By Alex Nussbaum and Kevin Bell
June 25 (Bloomberg) -- Biovail Corp.'s fight for control with founder Eugene Melnyk heads for court next month after a day in which Melnyk tried to block a board election, lost the vote and threatened to start a competing drug company.
Shareholders of Biovail, Canada's largest publicly traded drugmaker, elected a company-backed slate of directors at a Toronto meeting. Melnyk, the Mississagua, Ontario, company's largest stockholder, immediately sued, saying the current board's decision to change bylaws just before the vote was illegal. Ontario Superior Court set a July 8 hearing.
Biovail has lost more than half its value on the New York Stock Exchange since Melnyk, 49, resigned in June 2007 amid U.S. allegations of securities fraud and improper marketing. During months of campaigning, the company and Melnyk touted competing strategies to combat flagging sales of Biovail's two big sellers, the antidepressant Wellbutrin XL and blood pressure medicine Cardizem LA.
The bylaw change was ``a ghastly case of breaking every corporate governance rule in the book,'' Melnyk said at a news conference in Toronto. ``It is dirty pool for people who have piously claimed the high ground.''
Melnyk said he'd start a new company with $50 million to $100 million of his own money if he loses in court and Biovail's new directors are seated.

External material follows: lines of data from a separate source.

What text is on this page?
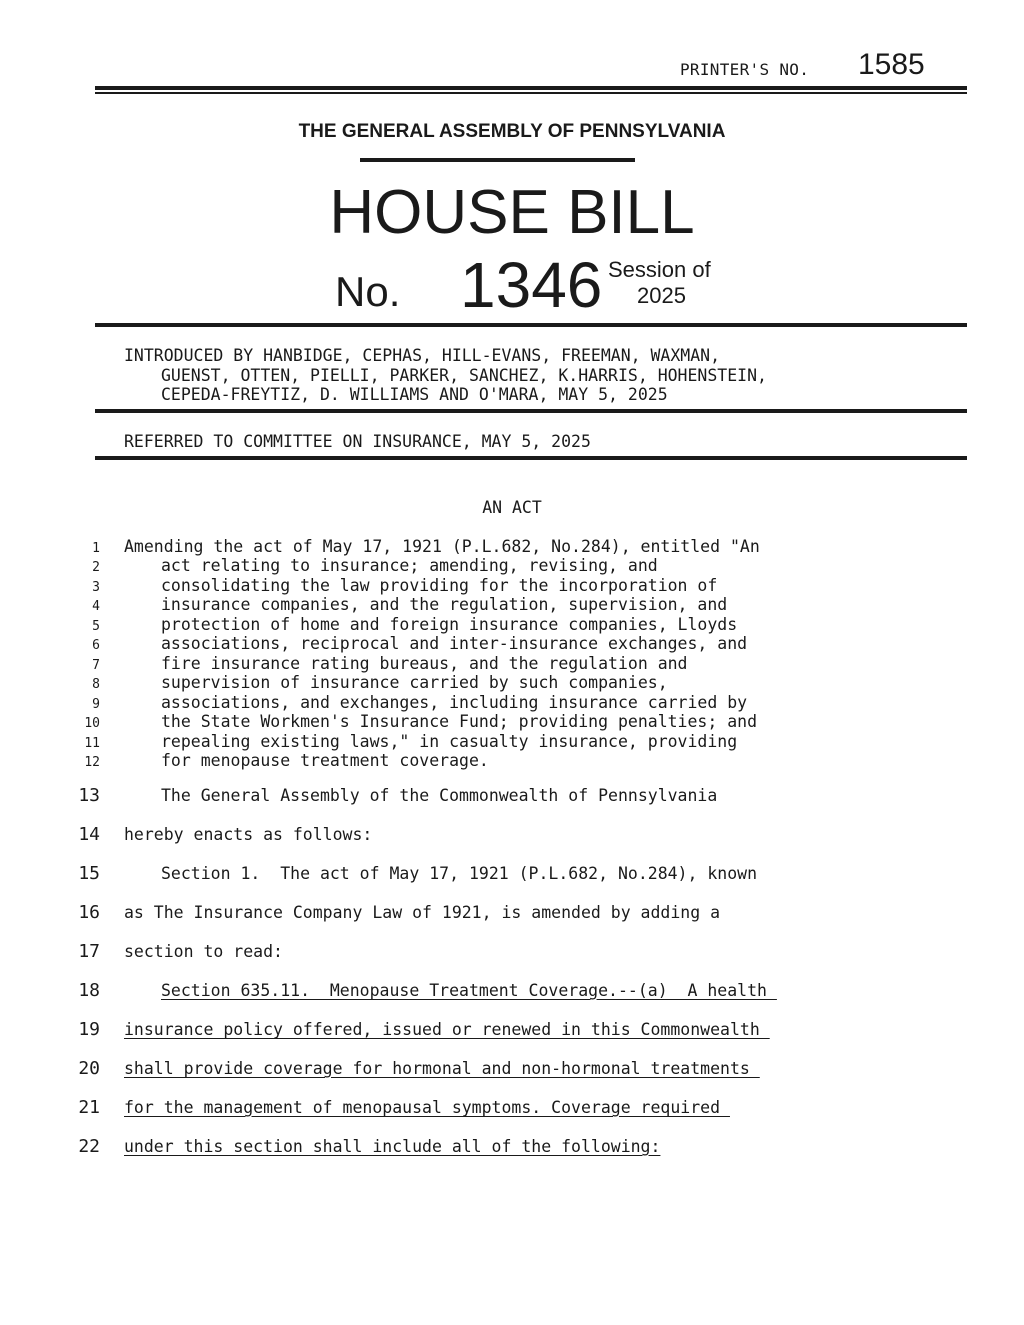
PRINTER'S NO. 1585
THE GENERAL ASSEMBLY OF PENNSYLVANIA
HOUSE BILL
No. 1346 Session of
2025
INTRODUCED BY HANBIDGE, CEPHAS, HILL-EVANS, FREEMAN, WAXMAN,
GUENST, OTTEN, PIELLI, PARKER, SANCHEZ, K.HARRIS, HOHENSTEIN,
CEPEDA-FREYTIZ, D. WILLIAMS AND O'MARA, MAY 5, 2025
REFERRED TO COMMITTEE ON INSURANCE, MAY 5, 2025
AN ACT
1 Amending the act of May 17, 1921 (P.L.682, No.284), entitled "An
2	act relating to insurance; amending, revising, and
3	consolidating the law providing for the incorporation of
4	insurance companies, and the regulation, supervision, and
5	protection of home and foreign insurance companies, Lloyds
6	associations, reciprocal and inter-insurance exchanges, and
7	fire insurance rating bureaus, and the regulation and
8	supervision of insurance carried by such companies,
9	associations, and exchanges, including insurance carried by
10	the State Workmen's Insurance Fund; providing penalties; and
11	repealing existing laws," in casualty insurance, providing
12	for menopause treatment coverage.
13	The General Assembly of the Commonwealth of Pennsylvania
14 hereby enacts as follows:
15	Section 1.  The act of May 17, 1921 (P.L.682, No.284), known
16 as The Insurance Company Law of 1921, is amended by adding a
17 section to read:
18	Section 635.11.  Menopause Treatment Coverage.--(a)  A health
19 insurance policy offered, issued or renewed in this Commonwealth
20 shall provide coverage for hormonal and non-hormonal treatments
21 for the management of menopausal symptoms. Coverage required
22 under this section shall include all of the following:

Biovail, in its own statement, said Melnyk attempted to ``circumvent the democratic process'' of the proxy vote.
'A Distraction'
``Once again, Mr. Melnyk is putting his own self interests above those of Biovail's other 56,000 shareholders,'' the company said. Melnyk's actions were ``a further waste of shareholder money and a distraction to the company.''
Biovail fell 8 cents to $10.68 at 4:15 p.m. in composite trading. The company's shares dropped 57 percent in the last 12 months.
The broadsides capped a day that began with the Biovail shareholder meeting, at which Melnyk pulled his proxies and then withdrew his slate of nominees to protest the bylaw change. The vote went ahead, with 98 percent of shareholders backing a company slate led by current chairman Douglas Squires and five new directors.
Squires told shareholders at the meeting that Melnyk withdrew his proxies 10 minutes before the session was scheduled to start in an attempt to scuttle the vote. The company's bylaws required 51 percent of shares to be represented at any meeting. The board changed that to 25 percent at today's meeting, then tallied the votes.
'Unconsionable'
``This latest desperate attempt to thwart the will of the shareholders is unconscionable,'' Squires said in an interview after the meeting. The shareholders' vote was ``an overwhelming mandate for change for Biovail, which is desperately needed and has been needed for years,'' he said.
Melnyk said he withdrew his votes only after another shareholder, who wasn't identified, revoked 6.3 million proxies for the management slate. That suggested momentum was shifting in his favor so he pulled his proxies to delay the vote, he said.
Biovail, in its statement, said the first proxies were withdrawn as a ``correction of a clerical error.''
Biovail's first-quarter profit dropped 40 percent on lower sales of Wellbutrin and Cardizem. William Wells, the former supermarket executive who took over as CEO May 1, said Biovail will shut its Puerto Rico plants and fire 250 workers as part of a plan to develop drugs for central nervous system disorders, including Parkinson's disease and multiple sclerosis.
'Pharmaceutical Suicide'
Melnyk called the plan ``absolute pharmaceutical suicide.'' Biovail's Puerto Rico plants are critical for manufacturing capacity and the market for central nervous system drugs is too crowded to be profitable, he said in an interview June 2.
Melnyk's 10 candidates instead recommended investing in generic drugs, reformulating existing products and developing genetically engineered biotechnology drugs, according to his slate's proxy filing.
The company's plan to develop nervous system drugs is ``risky'' because of the time and cost it would take, Claude Camire, an analyst with Paradigm Capital Inc. in Toronto, said in a telephone interview before the vote.
``They haven't been able to fill the gap left by the generics,'' Camire said on June 23. ``Obviously, the product has been declining since then. Unfortunately, they haven't been able to replace that with a blockbuster product and they haven't acquired a new company and they haven't really come up with anything to placate investors.''
Ottawa Senators
Melnyk owned 11 percent of the company's shares valued at $193 million on June 2, according to Bloomberg data. He also owns the National Hockey League's Ottawa Senators.
In March, Melnyk and three other executives were accused by U.S. regulators of fraud, partly for blaming a missed earnings forecast in 2003 on a fatal accident involving a truck hauling Wellbutrin. After Melnyk's departure last year, Biovail also settled a criminal probe and investor class-action lawsuit over Cardizem marketing.
Melnyk's resigned from Biovail for ``personal reasons'' that had nothing to do with the legal issues, Seth Faison, a Melnyk spokesman, said in an e-mail.